Prezes Jarosław Kaczyński przekonuje, że Polacy mają prawo, jeszcze przed wyborami, do kwestii wyjaśnienia finansowania rządzącej partii. - To nie chodzi o szukanie haków - mówił Kaczyński. - Społeczeństwo ma prawo, aby wszystko o tej sprawie wiedzieć i to przed wyborami.
Kaczyńskiego uważa, że przed komisją śledczą powinni zeznawać m.in. prokuratorzy i świadek koronny Piotr K. Na podstawie znanych informacji można stwierdzić, że Drzewiecki miał kontakty ze światem przestępczym - tłumaczy prezes PiS.
Finanse PO nie budzą wątpliwości
Finanse PO są transparentne i nie budzą wątpliwości - oświadczyła wiceszefowa klubu PO Małgorzata Kidawa-Błońska, odnosząc się do wniosku PiS o powołanie sejmowej komisji śledczej ws. finansowania Platformy. - Zawsze przywiązywaliśmy bardzo dużą wagę do tego, by sprawozdania i wszystkie rzeczy związane z pieniędzmi nie budziły wątpliwości - podkreśliła Kidawa-Błońska. Jak zaznaczyła, wszystkie sprawozdania finansowe PO były przyjmowane przez Państwową Komisję Wyborczą. Czego - jak dodał inny uczestnik konferencji poseł Paweł Olszewski - nie można powiedzieć o PiS.
Przypomniał, że PKW zakwestionowała sprawozdanie z wyborów prezydenckich komitetu Jarosława Kaczyńskiego; podobnie - zaznaczył - było ze sprawozdaniem PiS w 2007 roku przy wyborach parlamentarnych.

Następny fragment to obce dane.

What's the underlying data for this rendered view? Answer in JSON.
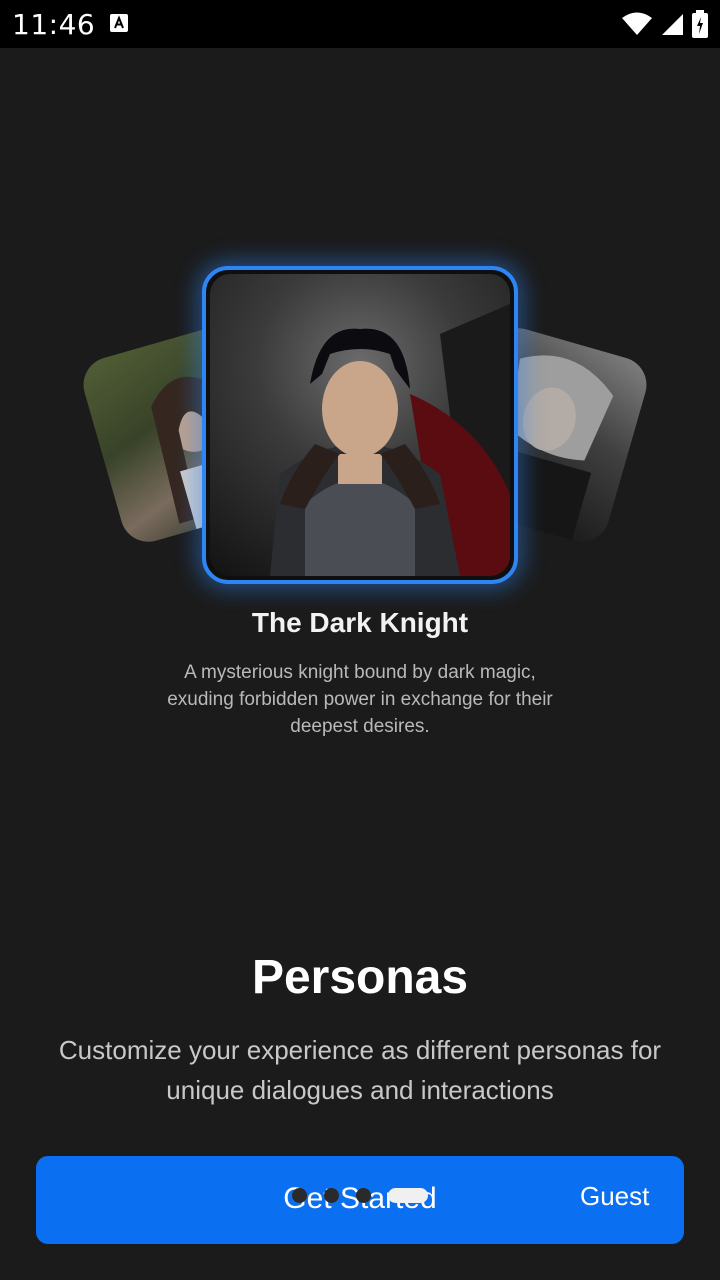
{
  "status_bar": {
    "time": "11:46"
  },
  "carousel": {
    "current": {
      "title": "The Dark Knight",
      "description": "A mysterious knight bound by dark magic, exuding forbidden power in exchange for their deepest desires."
    }
  },
  "section": {
    "title": "Personas",
    "description": "Customize your experience as different personas for unique dialogues and interactions"
  },
  "actions": {
    "get_started_label": "Get Started",
    "guest_label": "Guest"
  },
  "pagination": {
    "total": 4,
    "active_index": 3
  },
  "colors": {
    "accent": "#0a6ff0",
    "card_border": "#2e86f5",
    "background": "#1b1b1b"
  }
}
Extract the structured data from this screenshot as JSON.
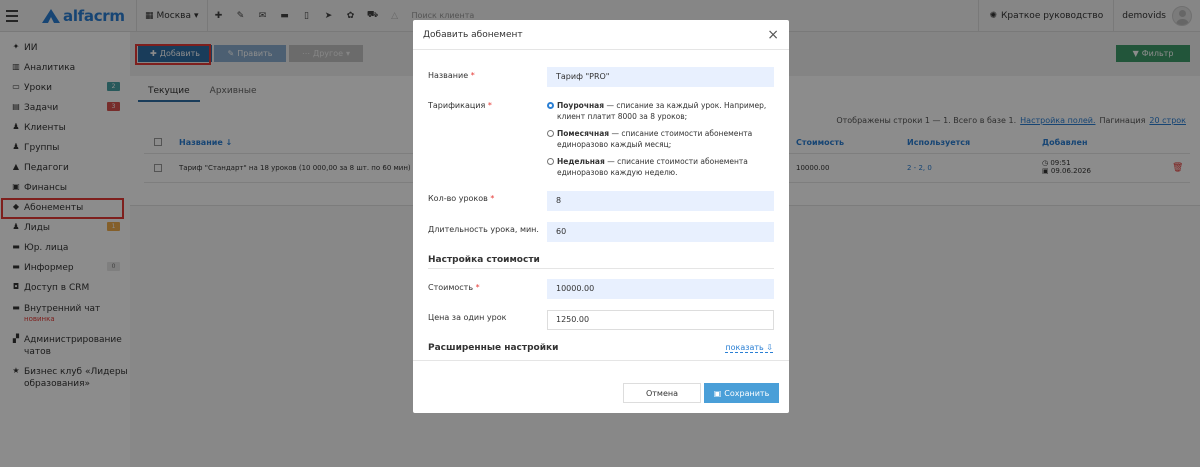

Marszałek Sejmu Grzegorz Schetyna ocenił, że wniosek PiS ma małe szanse, a jego uzasadnienie jest absurdalne. - Nie widziałem wniosku, ale szanse są małe, tak mi się wydaje. Uzasadnienie jest absurdalne - powiedział Schetyna. Jak dodał, będzie jeszcze konsultował się w tej sprawie z Prezydium Sejmu.